Ca y est, les aminches, depuis que j'ai la bloguite expresse je sais quelles sont les çonneries que les gens tapent dans Gogueûle et qui les font débarquer chez moi...

« recuperer un cheval d'abattoir »

Alors, de deux choses l'une:

 - soit il s'agit de sauver un cheval de l'abattoir, et là il faut te grouiller (je crois bien qu'une fois qu'une bête entre dans les locaux de stabulation d'un abattoir, elle ne peut en sortir que sous forme de barbaque). Adresse-toi à Animaux en Péril, ils sont plus compétents que moi;

 - soit il s'agit de récupérer un cheval qui s'est enfui d'un abattoir, et là je me demande comment tu as fait ton compte, parce que, si l'abattoir est aux normes, il doit prévoir tout plein de dispositifs de contention qui empêchent la pauvre bête de se barrer.

(Pfff. Vivement le jour où je deviendrai végétarée...)

« un jour je courirai moins »: ami de la langue française, tu n'es plus seul. Sors de ton trou, nous sommes peut-être faits pour nous entendre.

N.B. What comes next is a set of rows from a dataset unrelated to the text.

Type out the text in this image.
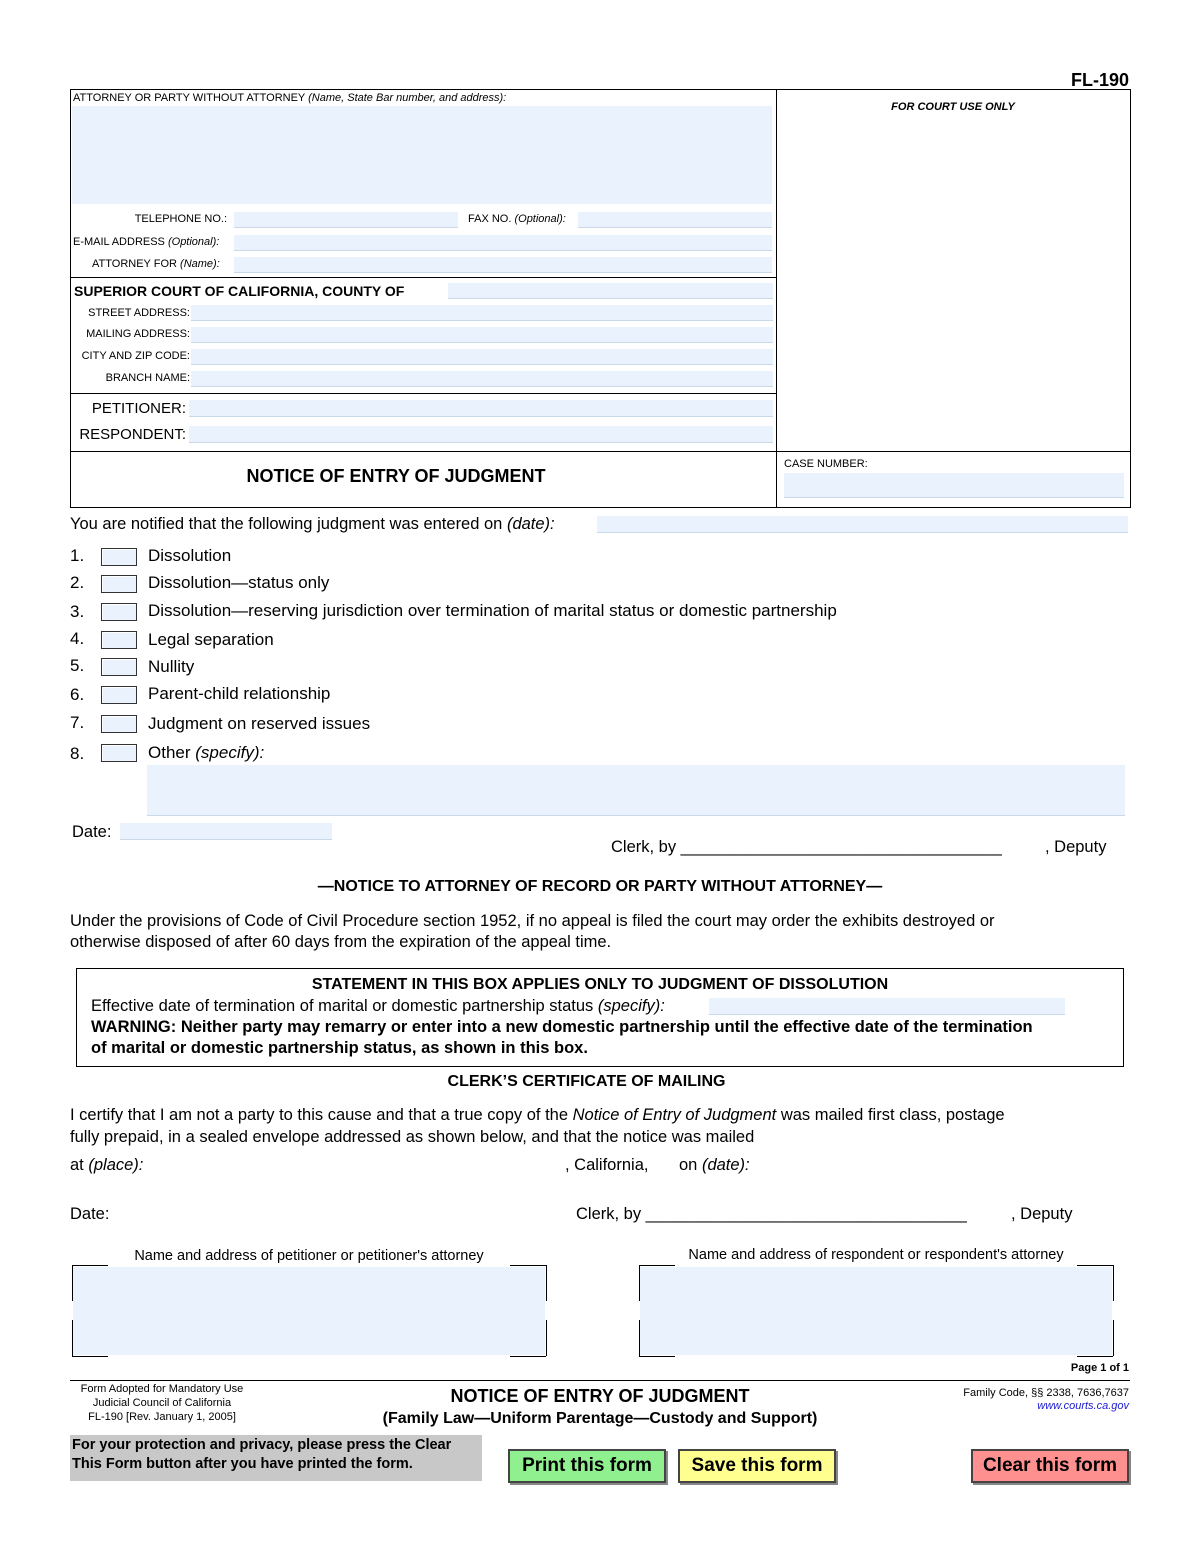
FL-190
ATTORNEY OR PARTY WITHOUT ATTORNEY (Name, State Bar number, and address):
TELEPHONE NO.:	FAX NO. (Optional):
E-MAIL ADDRESS (Optional):
ATTORNEY FOR (Name):
SUPERIOR COURT OF CALIFORNIA, COUNTY OF
STREET ADDRESS:
MAILING ADDRESS:
CITY AND ZIP CODE:
BRANCH NAME:
PETITIONER:
RESPONDENT:
FOR COURT USE ONLY
NOTICE OF ENTRY OF JUDGMENT
CASE NUMBER:
You are notified that the following judgment was entered on (date):
1.	Dissolution
2.	Dissolution—status only
3.	Dissolution—reserving jurisdiction over termination of marital status or domestic partnership
4.	Legal separation
5.	Nullity
6.	Parent-child relationship
7.	Judgment on reserved issues
8.	Other (specify):
Date:
Clerk, by ___________________________________	, Deputy
—NOTICE TO ATTORNEY OF RECORD OR PARTY WITHOUT ATTORNEY—
Under the provisions of Code of Civil Procedure section 1952, if no appeal is filed the court may order the exhibits destroyed or
otherwise disposed of after 60 days from the expiration of the appeal time.
STATEMENT IN THIS BOX APPLIES ONLY TO JUDGMENT OF DISSOLUTION
Effective date of termination of marital or domestic partnership status (specify):
WARNING: Neither party may remarry or enter into a new domestic partnership until the effective date of the termination
of marital or domestic partnership status, as shown in this box.
CLERK’S CERTIFICATE OF MAILING
I certify that I am not a party to this cause and that a true copy of the Notice of Entry of Judgment was mailed first class, postage
fully prepaid, in a sealed envelope addressed as shown below, and that the notice was mailed
at (place):	, California, on (date):
Date:	Clerk, by ___________________________________	, Deputy
Name and address of petitioner or petitioner's attorney	Name and address of respondent or respondent's attorney
Page 1 of 1
Form Adopted for Mandatory Use
Judicial Council of California
FL-190 [Rev. January 1, 2005]
NOTICE OF ENTRY OF JUDGMENT
(Family Law—Uniform Parentage—Custody and Support)
Family Code, §§ 2338, 7636,7637
www.courts.ca.gov
For your protection and privacy, please press the Clear
This Form button after you have printed the form.	Print this form	Save this form	Clear this form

« voix française de petit vampire + michel + marguerite »: je rappelle que je fais très bien la voix de Marguerite-le-monstre-coprophage, mais Ghislain m'a confié récemment que ça lui faisait un peu peur.

« 95c blonde »: tu sais, 95c, ce n'est pas si impressionnant que ça en fin de compte. Cherche plutôt à « Russ Meyer girls », là tu pourras dire que les deux font la paire.

« voir les kills »: tiens, à ce propos, il paraît que Jamie Hotel va se marier avec Kate Moss. Moi je dis: attention, Jamie, as-tu pensé à vérifier la date limite de fraîcheur avant?

« qui joue bric le bricoleur dans plop »: c'te question. C'est Robert Hue, évidemment.

Zo ga de kabouterdans...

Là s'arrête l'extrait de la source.